Una prueba fehaciente del pragmatismo de la nueva izquierda lo encontramos en Daniel Ortega, de regreso al poder en Nicaragua. En las antípodas del radicalismo de ayer, Ortega persigue hoy la cooperación con el sector privado en la lucha contra la pobreza y ha sostenido reuniones con Anoop Singh, alto funcionario del Fondo Monetario Internacional, tendientes a formular un programa que asegure la estabilidad financiera de su país. La necesidad de respetar los llamados equilibrios financieros ha sido también uno de los criterios claves de la gestión gubernamental del presidente Lula del Brasil.

La izquierda latinoamericana ha adoptado lo que un reputado economista de la Organización para la Cooperación y el Desarrollo Económico (OCDE), Javier Santiso, califica de “economía política de lo posible” (ver su libro “Latin America’s Political Economy of the Possible”). En términos generales, puede decirse que el objetivo de la nueva izquierda no es dar la espalda al actual proceso de globalización económica ni a las leyes del mercado, sino hacer que dicha integración y dichas leyes operen en beneficio de las capas sociales mayoritarias y no, como hasta ahora ha sido el caso, de una minoría de privilegiados.
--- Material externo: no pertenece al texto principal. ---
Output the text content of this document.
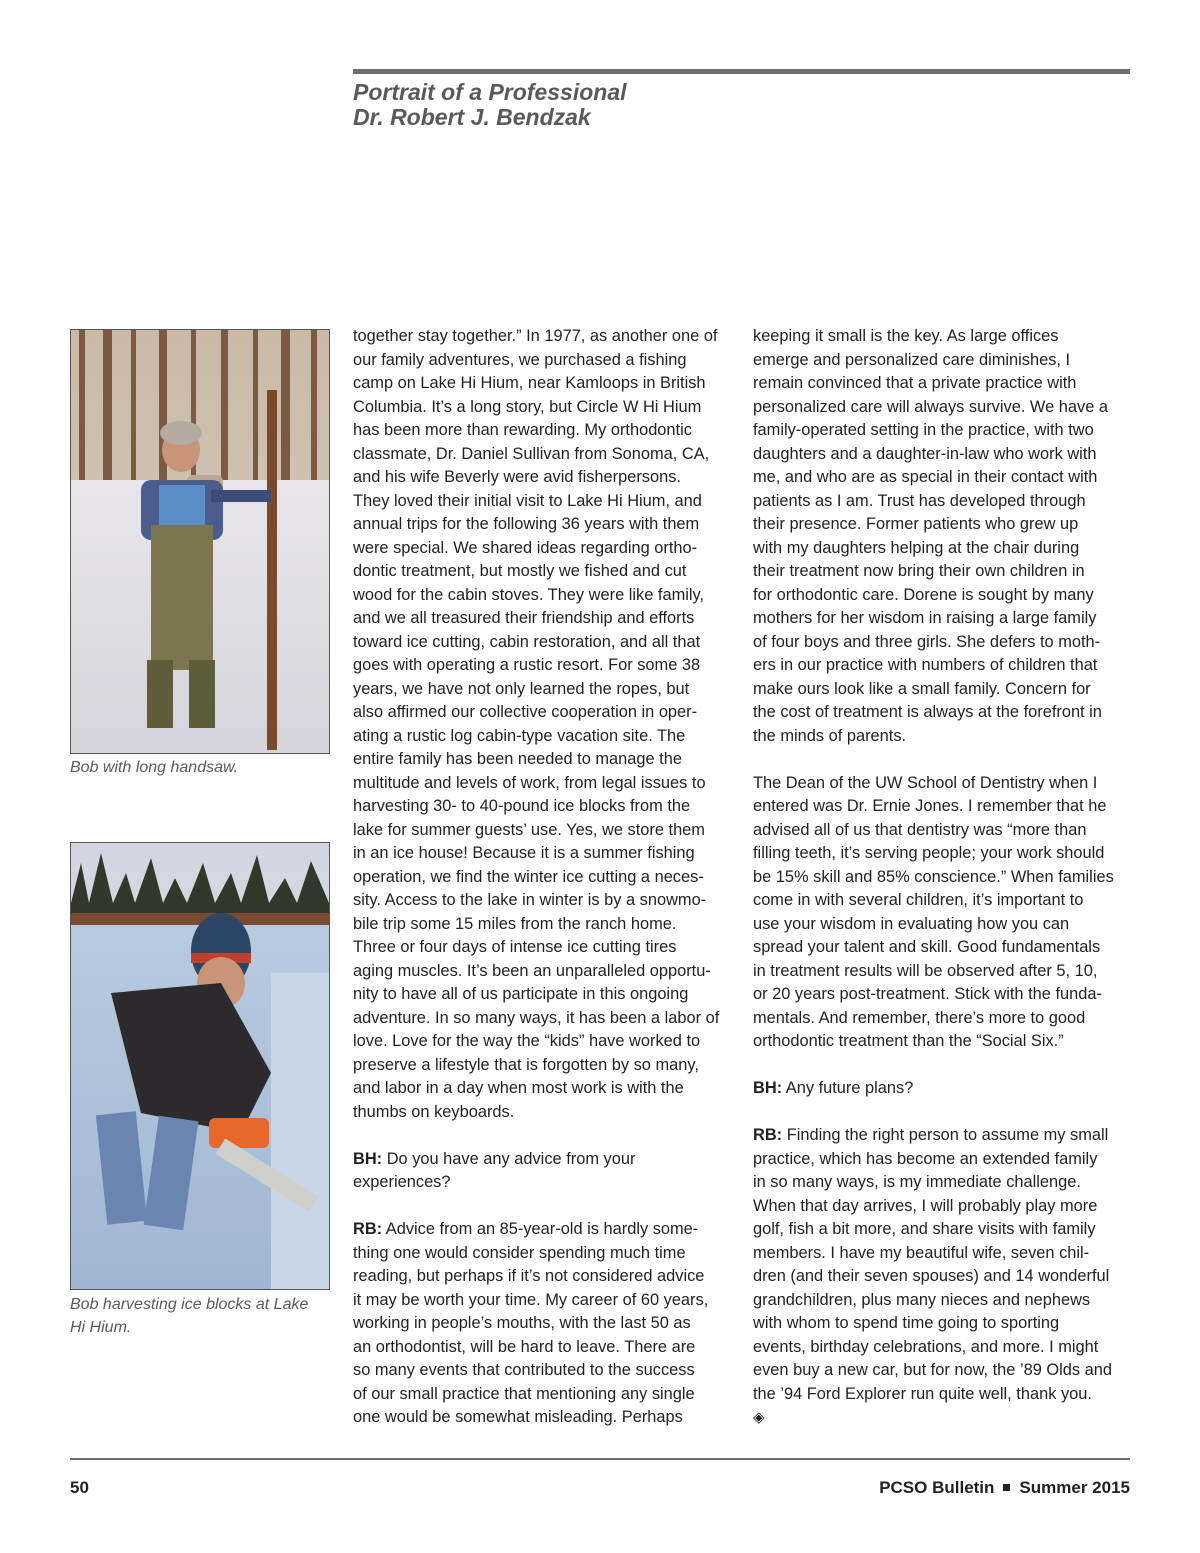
Portrait of a Professional
Dr. Robert J. Bendzak
Bob with long handsaw.
Bob harvesting ice blocks at Lake
Hi Hium.

together stay together.” In 1977, as another one of

our family adventures, we purchased a fishing

camp on Lake Hi Hium, near Kamloops in British

Columbia. It’s a long story, but Circle W Hi Hium

has been more than rewarding. My orthodontic

classmate, Dr. Daniel Sullivan from Sonoma, CA,

and his wife Beverly were avid fisherpersons.

They loved their initial visit to Lake Hi Hium, and

annual trips for the following 36 years with them

were special. We shared ideas regarding ortho-

dontic treatment, but mostly we fished and cut

wood for the cabin stoves. They were like family,

and we all treasured their friendship and efforts

toward ice cutting, cabin restoration, and all that

goes with operating a rustic resort. For some 38

years, we have not only learned the ropes, but

also affirmed our collective cooperation in oper-

ating a rustic log cabin-type vacation site. The

entire family has been needed to manage the

multitude and levels of work, from legal issues to

harvesting 30- to 40-pound ice blocks from the

lake for summer guests’ use. Yes, we store them

in an ice house! Because it is a summer fishing

operation, we find the winter ice cutting a neces-

sity. Access to the lake in winter is by a snowmo-

bile trip some 15 miles from the ranch home.

Three or four days of intense ice cutting tires

aging muscles. It’s been an unparalleled opportu-

nity to have all of us participate in this ongoing

adventure. In so many ways, it has been a labor of

love. Love for the way the “kids” have worked to

preserve a lifestyle that is forgotten by so many,

and labor in a day when most work is with the

thumbs on keyboards.

BH: Do you have any advice from your

experiences?

RB: Advice from an 85-year-old is hardly some-

thing one would consider spending much time

reading, but perhaps if it’s not considered advice

it may be worth your time. My career of 60 years,

working in people’s mouths, with the last 50 as

an orthodontist, will be hard to leave. There are

so many events that contributed to the success

of our small practice that mentioning any single

one would be somewhat misleading. Perhaps

keeping it small is the key. As large offices

emerge and personalized care diminishes, I

remain convinced that a private practice with

personalized care will always survive. We have a

family-operated setting in the practice, with two

daughters and a daughter-in-law who work with

me, and who are as special in their contact with

patients as I am. Trust has developed through

their presence. Former patients who grew up

with my daughters helping at the chair during

their treatment now bring their own children in

for orthodontic care. Dorene is sought by many

mothers for her wisdom in raising a large family

of four boys and three girls. She defers to moth-

ers in our practice with numbers of children that

make ours look like a small family. Concern for

the cost of treatment is always at the forefront in

the minds of parents.

The Dean of the UW School of Dentistry when I

entered was Dr. Ernie Jones. I remember that he

advised all of us that dentistry was “more than

filling teeth, it’s serving people; your work should

be 15% skill and 85% conscience.” When families

come in with several children, it’s important to

use your wisdom in evaluating how you can

spread your talent and skill. Good fundamentals

in treatment results will be observed after 5, 10,

or 20 years post-treatment. Stick with the funda-

mentals. And remember, there’s more to good

orthodontic treatment than the “Social Six.”

BH: Any future plans?

RB: Finding the right person to assume my small

practice, which has become an extended family

in so many ways, is my immediate challenge.

When that day arrives, I will probably play more

golf, fish a bit more, and share visits with family

members. I have my beautiful wife, seven chil-

dren (and their seven spouses) and 14 wonderful

grandchildren, plus many nieces and nephews

with whom to spend time going to sporting

events, birthday celebrations, and more. I might

even buy a new car, but for now, the ’89 Olds and

the ’94 Ford Explorer run quite well, thank you.

◈

50	PCSO Bulletin Summer 2015
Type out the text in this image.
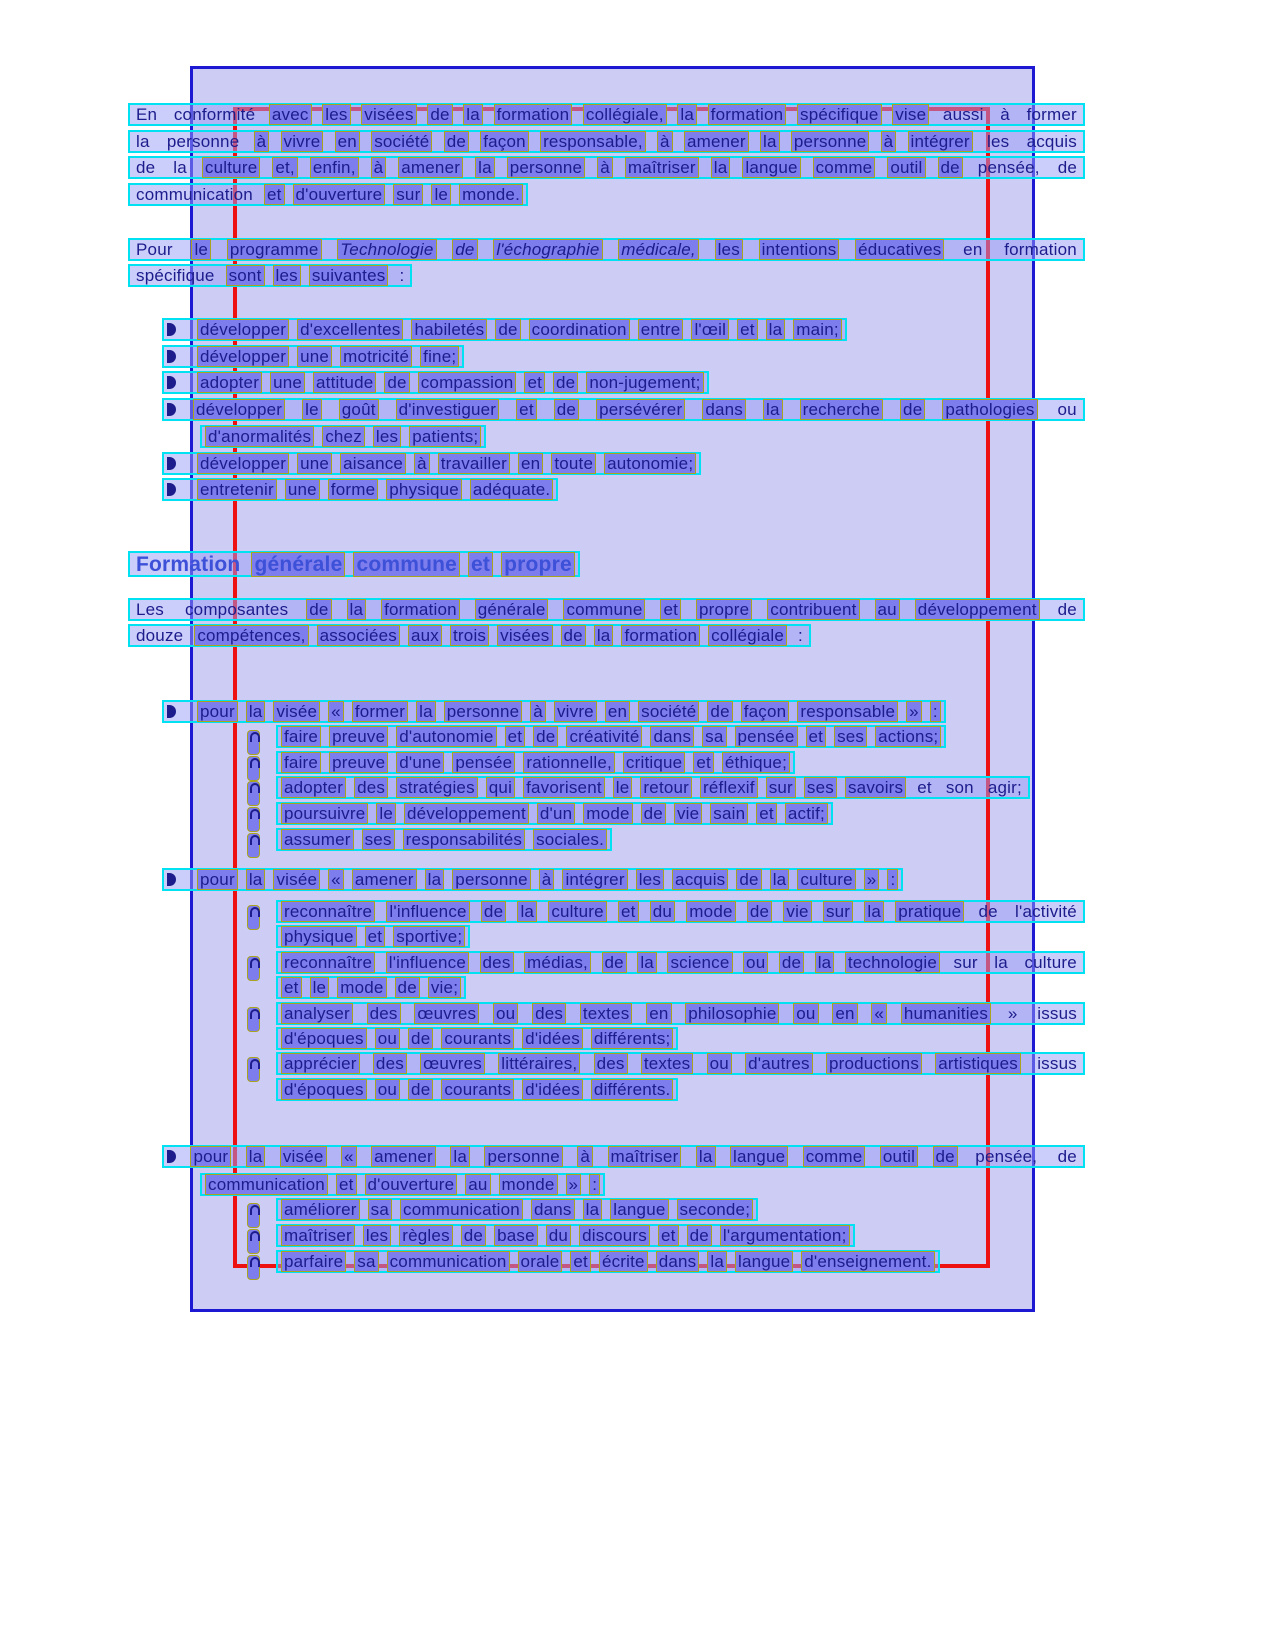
En conformité avec les visées de la formation collégiale, la formation spécifique vise aussi à former
la personne à vivre en société de façon responsable, à amener la personne à intégrer les acquis
de la culture et, enfin, à amener la personne à maîtriser la langue comme outil de pensée, de
communication et d'ouverture sur le monde.
Pour le programme Technologie de l'échographie médicale, les intentions éducatives en formation
spécifique sont les suivantes :
développer d'excellentes habiletés de coordination entre l'œil et la main;
développer une motricité fine;
adopter une attitude de compassion et de non-jugement;
développer le goût d'investiguer et de persévérer dans la recherche de pathologies ou
d'anormalités chez les patients;
développer une aisance à travailler en toute autonomie;
entretenir une forme physique adéquate.
Formation générale commune et propre
Les composantes de la formation générale commune et propre contribuent au développement de
douze compétences, associées aux trois visées de la formation collégiale :
pour la visée « former la personne à vivre en société de façon responsable » :
faire preuve d'autonomie et de créativité dans sa pensée et ses actions;
faire preuve d'une pensée rationnelle, critique et éthique;
adopter des stratégies qui favorisent le retour réflexif sur ses savoirs et son agir;
poursuivre le développement d'un mode de vie sain et actif;
assumer ses responsabilités sociales.
pour la visée « amener la personne à intégrer les acquis de la culture » :
reconnaître l'influence de la culture et du mode de vie sur la pratique de l'activité
physique et sportive;
reconnaître l'influence des médias, de la science ou de la technologie sur la culture
et le mode de vie;
analyser des œuvres ou des textes en philosophie ou en « humanities » issus
d'époques ou de courants d'idées différents;
apprécier des œuvres littéraires, des textes ou d'autres productions artistiques issus
d'époques ou de courants d'idées différents.
pour la visée « amener la personne à maîtriser la langue comme outil de pensée, de
communication et d'ouverture au monde » :
améliorer sa communication dans la langue seconde;
maîtriser les règles de base du discours et de l'argumentation;
parfaire sa communication orale et écrite dans la langue d'enseignement.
Más importante aún: la nueva izquierda da muestras de una firme convicción democrática. Atrás han quedado las veleidades a favor de la vía armada o de “dictaduras con respaldo popular” como la del general peruano Velasco Alvarado, quien había derrocado, en nombre de un programa autodenominado “progresista”, al gobierno democráticamente electo de Fernando Belaúnde Terry. Igualmente, a diferencia de la década de los 60 y los 70 del siglo pasado, hoy no se encuentra un solo gobernante de izquierda latinoamericano que, después de alcanzar el poder, proclame descaradamente “¿Elecciones, para qué?”, frase ésta que, muy legítimamente, suscitó resquemor y aprensión en muchos de quienes, como mi abuelo Viriato Fiallo y tantos otros opositores a Trujillo, habían luchado contra dictaduras de derecha y juzgaban su deber el poner en guardia a sus conciudadanos sobre el riesgo de ver gobiernos supuestamente “progresistas” transformarse en dictaduras de un nuevo tipo tan pronto como las circunstancias se lo permitiesen (consagraré a este tema un artículo ulterior).

Con el éxito de la lucha de Nelson Mandela en África del Sur, de Lech Walesa en Polonia y de la resistencia chilena contra Augusto Pinochet, quedó patente que no es tratando de cambiar el tipo de dictadura, sino jugando a fondo y sin tergiversaciones la carta del pluralismo democrático, como se pueden llevar a cabo reformas sustanciales. Y a este respecto, la nueva izquierda latinoamericana está dando una lección.

¿Acaso significa todo esto que está ganada la partida, que la nueva izquierda sabrá responder a las esperanzas que la han llevado al poder? Complejísima cuestión, que en un próximo artículo nos proponemos analizar.